The code is like this:

for(int i = 0; i < loop_count; i++)
   cblas_sgemm(<paras group A>);

When the matrix is not very large, the fork-join cost is very obvious, especially when this is run on MIC. Besides, separate the mission by hand will cause some problem on MIC as MKL Performance on Intel Phi shows.

  //separate the left and result matrix by hand.
  //not a wise solution on MIC
  #pragma omp parallel
  for(int i = 0; i < loop_count; i++)
    cblas_sgemm(<paras group B>);

If there is a technique that I can use code:

  #pragma omp parallel
  for(int i = 0; i < loop_count; i++)
    cblas_sgemm(<paras group A>);

where cblas_sgemm uses the threads forked out of the for loop since MKL also uses OpenMP to create threads.

Sincerely, FatRabb1t.

  • MKL parallel calls have `#pragma omp parallel` internally. So your first code segment will be running in parallel already. Your other calls don't make any sense because you are no longer spreading out the work among the threads. Perhaps you meant `#pragma omp parallel for`? – NoseKnowsAll Mar 08 '16 at 22:07
  • I am sorry for asking such a question that is confusing. I want to reduce the count of fork-join operation. But it seems impossible. Thanks, NoseKnowsAll. – SYSU FatRabb1t Mar 09 '16 at 15:02

1 Answers1

0

You could do that by linking the sequential version of MKL, so that cblas_sgemm will not fork multiple threads to calculate the matrix.

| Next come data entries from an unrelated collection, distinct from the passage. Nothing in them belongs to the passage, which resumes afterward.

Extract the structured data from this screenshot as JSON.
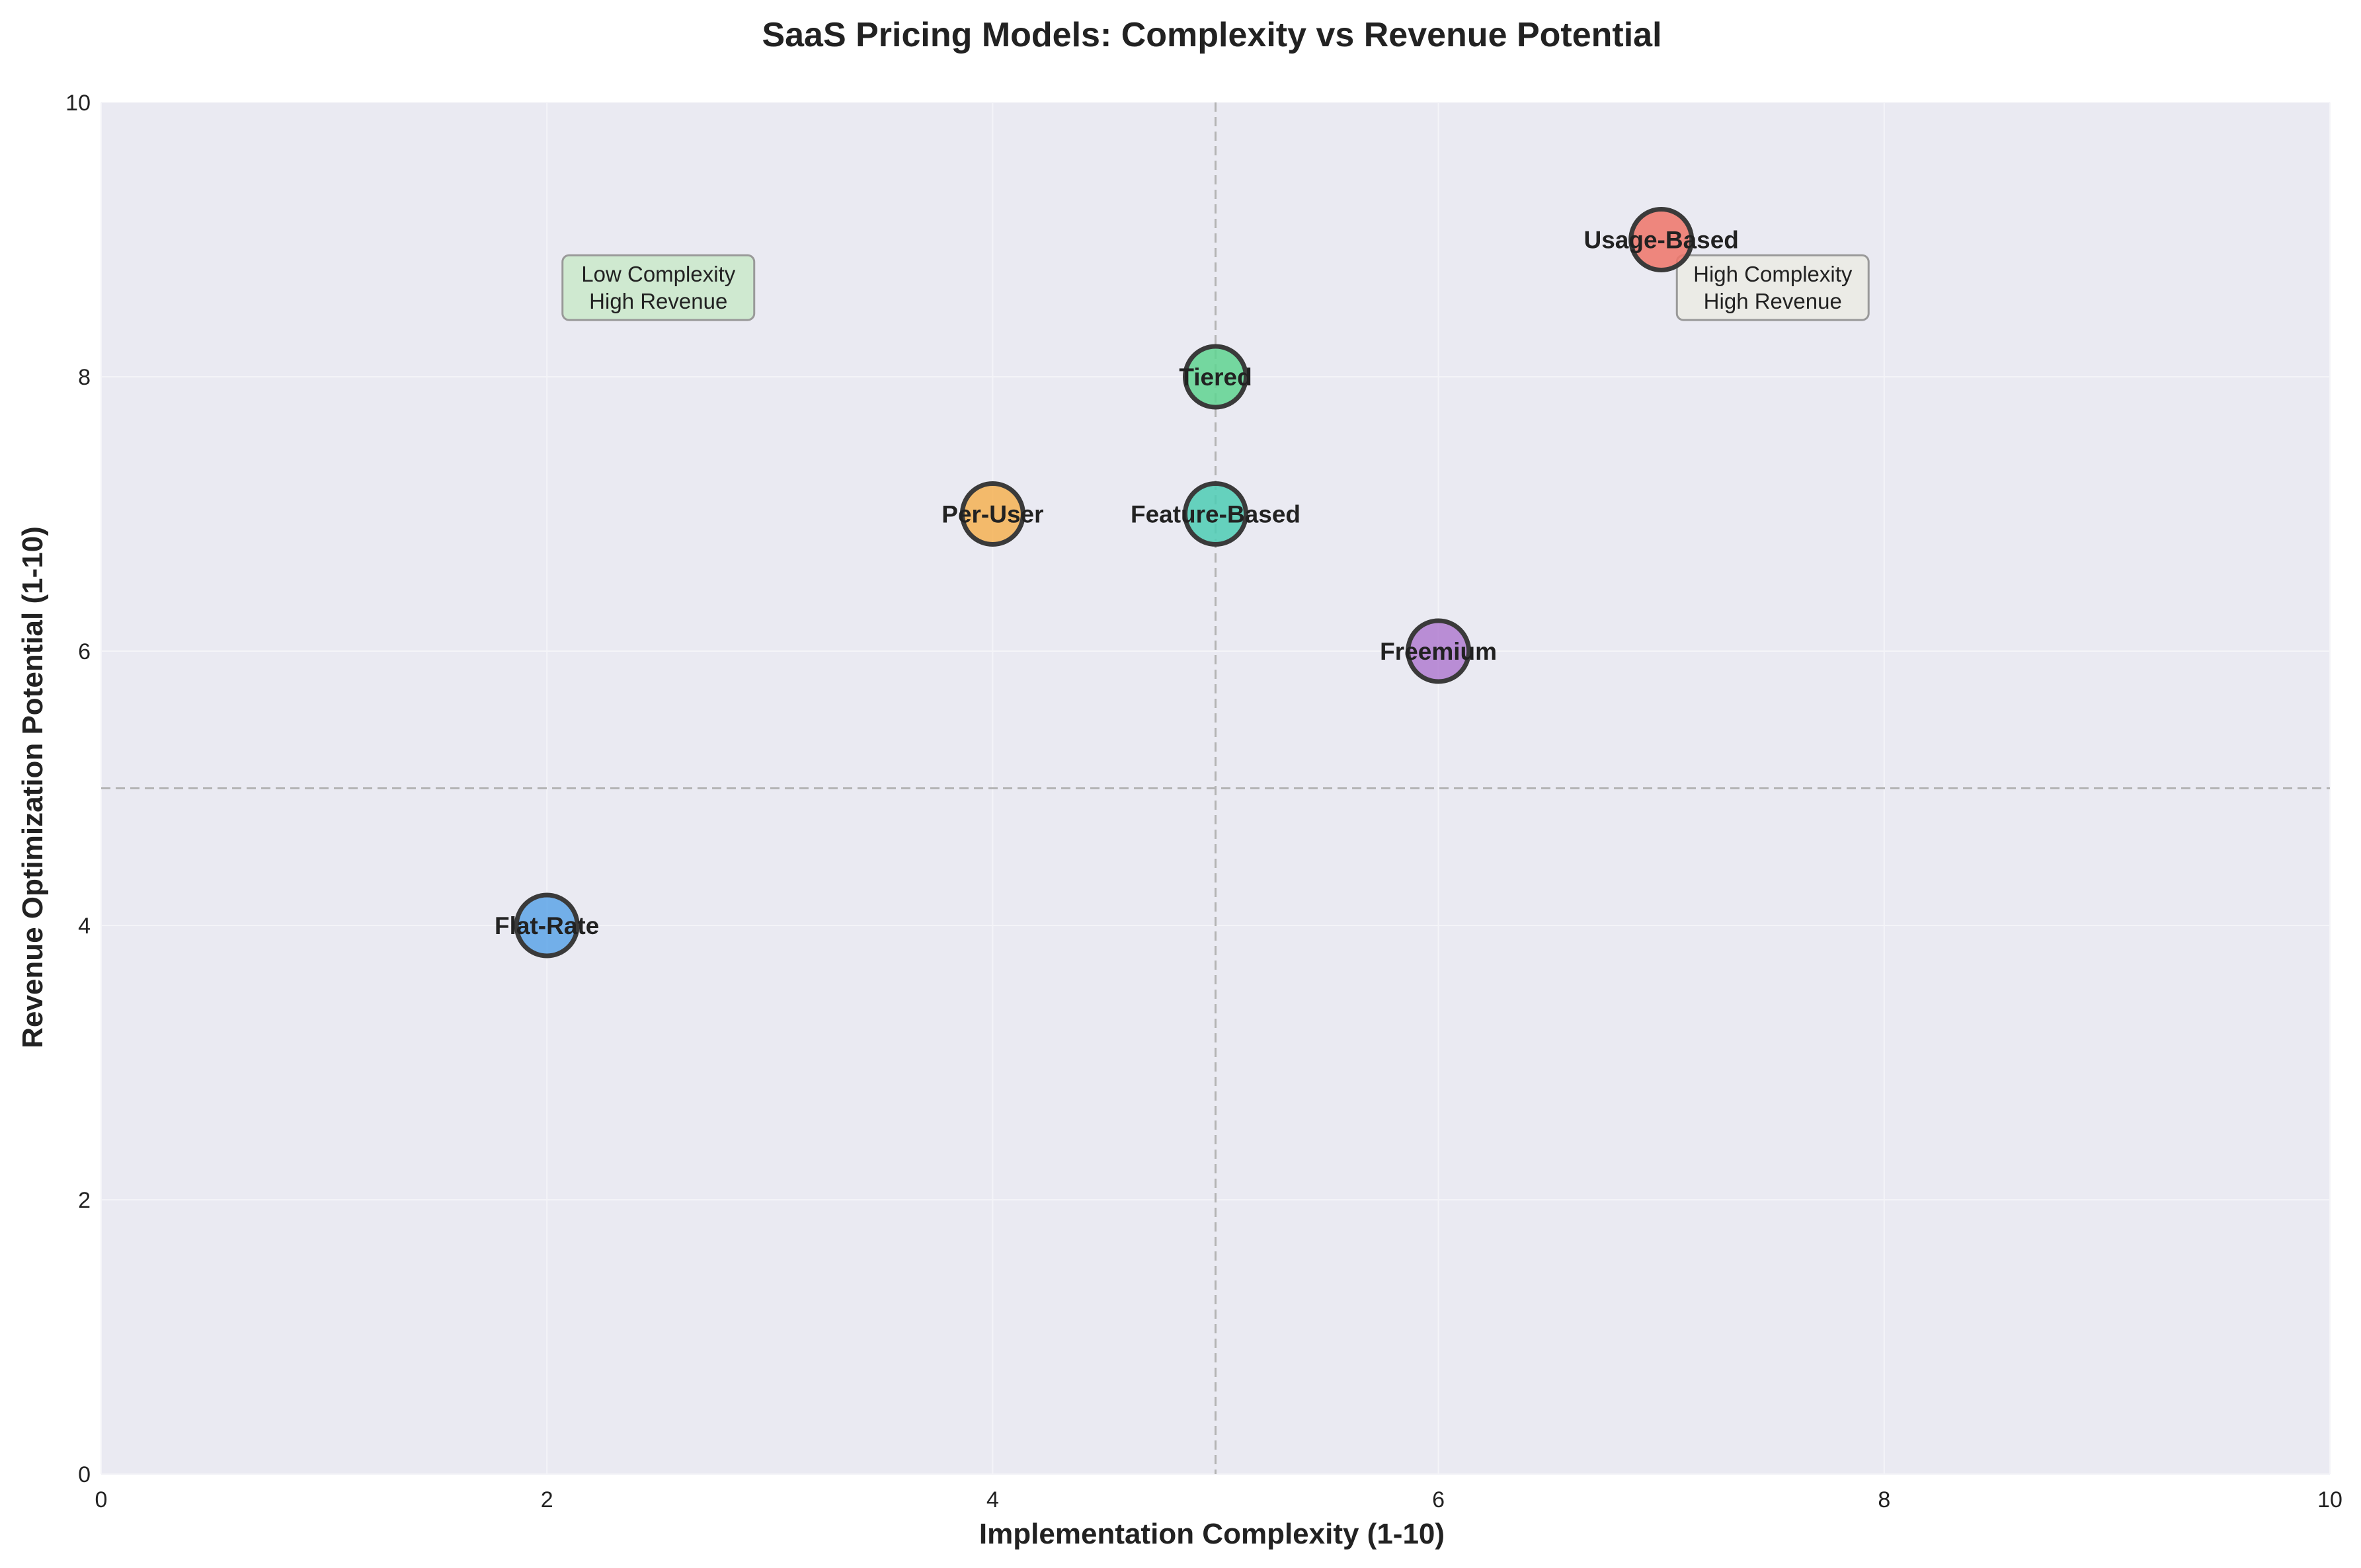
{
  "chart_data": {
    "type": "scatter",
    "title": "SaaS Pricing Models: Complexity vs Revenue Potential",
    "xlabel": "Implementation Complexity (1-10)",
    "ylabel": "Revenue Optimization Potential (1-10)",
    "xlim": [
      0,
      10
    ],
    "ylim": [
      0,
      10
    ],
    "xticks": [
      "0",
      "2",
      "4",
      "6",
      "8",
      "10"
    ],
    "yticks": [
      "0",
      "2",
      "4",
      "6",
      "8",
      "10"
    ],
    "grid": true,
    "reference_lines": {
      "x": 5,
      "y": 5
    },
    "points": [
      {
        "name": "Flat-Rate",
        "x": 2,
        "y": 4,
        "color": "#5DA5E8"
      },
      {
        "name": "Per-User",
        "x": 4,
        "y": 7,
        "color": "#F5B254"
      },
      {
        "name": "Tiered",
        "x": 5,
        "y": 8,
        "color": "#5FD490"
      },
      {
        "name": "Feature-Based",
        "x": 5,
        "y": 7,
        "color": "#4ECDB4"
      },
      {
        "name": "Freemium",
        "x": 6,
        "y": 6,
        "color": "#B07CD0"
      },
      {
        "name": "Usage-Based",
        "x": 7,
        "y": 9,
        "color": "#EE7468"
      }
    ],
    "annotations": [
      {
        "lines": [
          "Low Complexity",
          "High Revenue"
        ],
        "x": 2.5,
        "y": 8.65,
        "fill": "#cfe9d0"
      },
      {
        "lines": [
          "High Complexity",
          "High Revenue"
        ],
        "x": 7.5,
        "y": 8.65,
        "fill": "#ebebe6"
      }
    ],
    "colors": {
      "plot_background": "#EAEAF2",
      "grid": "#f4f4f8",
      "reference_line": "#b4b4b4",
      "marker_edge": "#3a3a3a"
    }
  }
}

On ther other hand you could use OpenMP parallel for to speed up your code.

#pragma omp parallel for
for(int i = 0; i < loop_count; i++)
  cblas_sgemm(<paras group B>);

By this way, you fork-join the threads only once instead of loop_count times.

If you are using Intel compiler icc/icpc, you could link the sequential MKL with the compiler option -mkl=sequential instead of -mkl.

If you are using other compilers such as gcc, you could use MKL link line advisor to help you generate the desired link line options. https://software.intel.com/en-us/articles/intel-mkl-link-line-advisor

kangshiyin
  • 9,681
  • 1
  • 17
  • 29